Um manto sagrado Tupinambá que desde 1689 estava em Copenhague, na Dinamarca, voltou ao Brasil no começo de julho. A peça, que é utilizada por pajés em rituais, havia sido levada e possivelmente dada a famílias nobres ou à monarquia do país europeu.
O processo de restituição do item histórico que agora está no Museu Nacional, no Rio de Janeiro (RJ), começou ainda em 2002, a partir de pedido da comunidade Tupinambá de Olivença, em Ilhéus (BA). Em agosto do ano passado, com a atuação da embaixada brasileira, foi anunciada a devolução (chamada de "doação" pelo Museu Nacional da Dinamarca).

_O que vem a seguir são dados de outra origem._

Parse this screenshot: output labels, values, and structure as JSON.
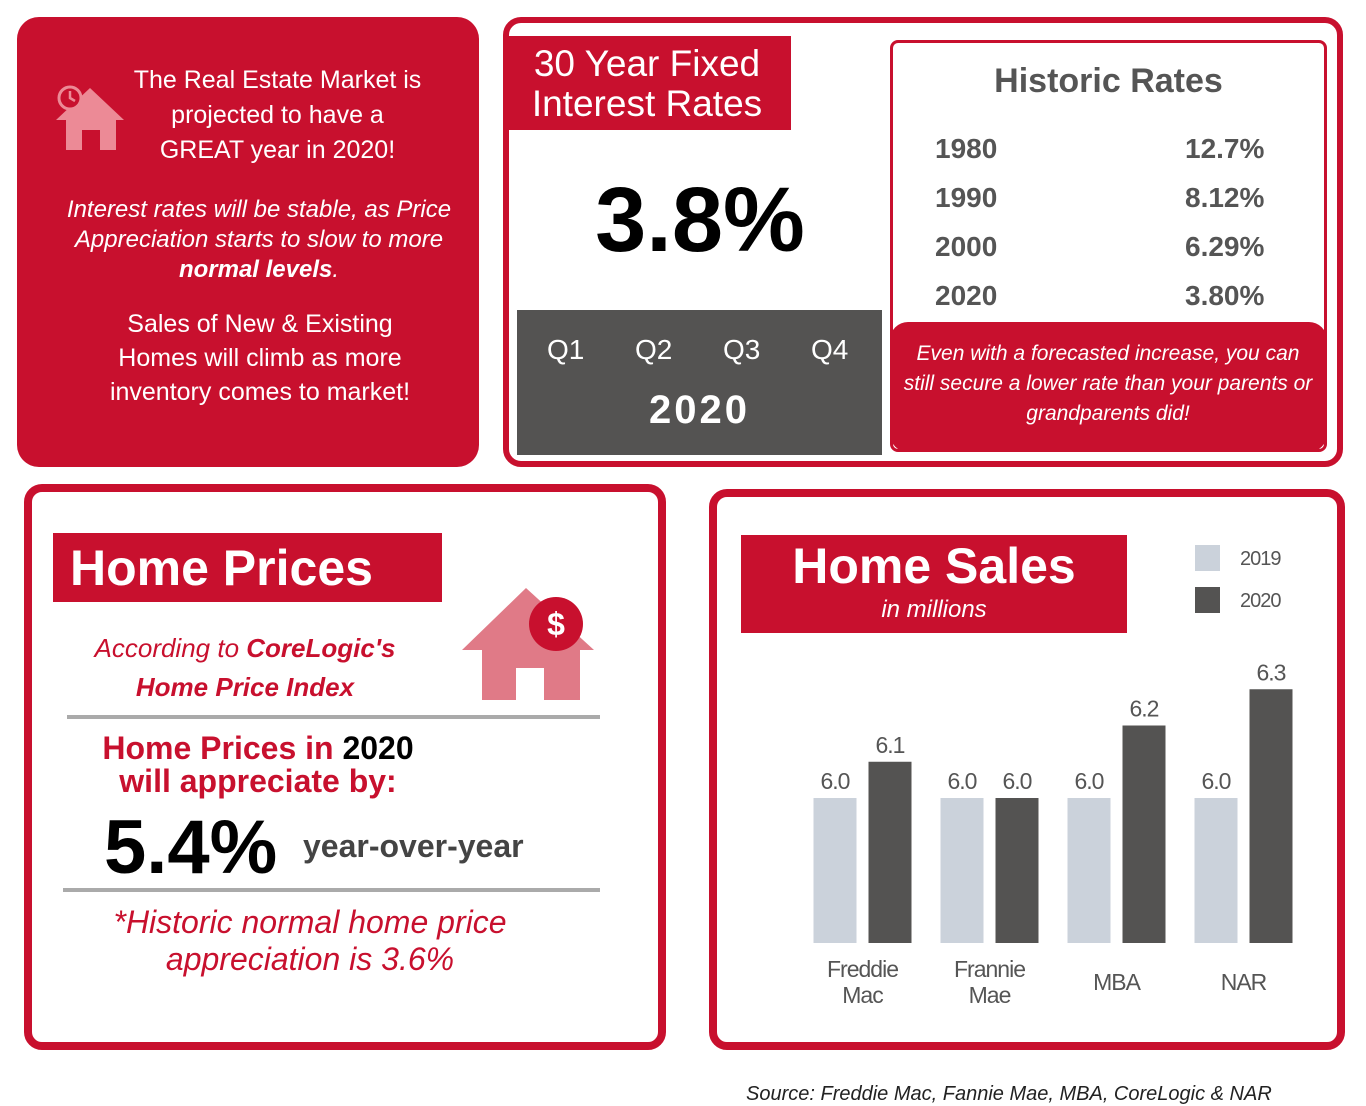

Os Tupinambás foram as primeiras pessoas encontradas pelos europeus ao desembarcarem no país no período colonial. Os mantos, que medem cerca de 1,80m e tem 80cm de largura, eram feitos com penas de guará, ave com plumagem vermelha, amarradas e entrelaçadas pelo cálamo (uma espécie de "caule" das penas) com tecelagem de uma trama de fios vegetais.
Outros 10 mantos retirados do Brasil estão localizados em museus europeus: há peças na Itália, na Suíça, na Bélgica e na própria Dinamarca. Em 2000, o manto já tinha visitado o Brasil para ser exposto na "Mostra do Redescobrimento", exposição realizada na capital paulista sobre os 500 anos de história do país.
Deixados de lado
O Conselho Indígena Tupinambá de Olivença (CITO) divulgou nota na última quinta-feira (11/7) afirmando que seus representantes não puderam fazer a recepção da peça, nem cuidar dela de acordo com os ritos tradicionais de seu povo.
Segundo o CITO, a chegada do manto ao Museu descumpriu acordo, firmando em maio deste ano, "que haveria uma recepção coordenada pelo povo Tupinambá ao manto, como nossos anciões orientavam, para o bem espiritual do nosso povo e do próprio manto". "Além disso, foi dito que nenhuma decisão sobre este patrimônio material e imaterial do povo Tupinambá seria tomada sem nossa consulta", destaca a nota.
Segundo a artista e antropóloga Glicéria Tupinambá, que integra o Grupo de Trabalho do Ministério dos Povos Indígenas para a recepção do manto, ele não está sendo tratado com o “cuidado cultural” que lhe é devido e a indígena só foi avisada sobre sua chegada ao país quando já estava no museu.
“Nós, do Grupo de Trabalho, iríamos tratar de como seria a recepção, para a acolhida ao manto quando chegasse. A gente não estava sabendo quando o manto chegou. Não só repatriamento institucional com embaixador e museu é necessário, mas também a presença dos rituais e cerimônias religiosas. Diferente de tratar o manto como simplesmente um objeto”, explica Glicéria.
No comunicado enviado à imprensa para anunciar a chegada do manto, a direção do Museu Nacional do RJ declarou: "Neste momento, pedimos a compreensão de todos, pois queremos organizar a apresentação do manto com todo cuidado e respeito aos saberes dos povos indígenas, com quem estamos trabalhando em harmonia e contato direto, através do Ministério dos Povos Indígenas".
Segundo informações publicadas na Imprensa, o manto passa por um descanso e será seguido por rituais indígenas e um evento de apresentação. Ele ficará exposto ao público numa sala de 100m² da Biblioteca Central do Museu Nacional, localizada na Quinta da Boa Vista, no bairro de São Cristóvão. Essa será a sua casa até que as obras do palácio bicentenário, destruído por um incêndio em 2018, sejam concluídas.
Réplicas
Todos os anos, o povo Tupinambá de Olivença relembra a morte de Marcelino, líder indígena perseguido, preso e assassinado em 26 de setembro de 1937. Nessa celebração, é realizada uma marcha para a qual produzem réplicas dos antigos mantos.
A artista e professora indígena Célia Tupinambá é a primeira, em 400 anos, a produzir mantos Tupinambá que substituem os originais em rituais. "Eu vejo essa movimentação como se fosse dos próprios ancestrais querendo voltar para o seu território", explica. "Se você pensar que esses objetos são sagrados e eles estavam em uma missão, agora chegou o momento deles fazerem o retorno para seus territórios."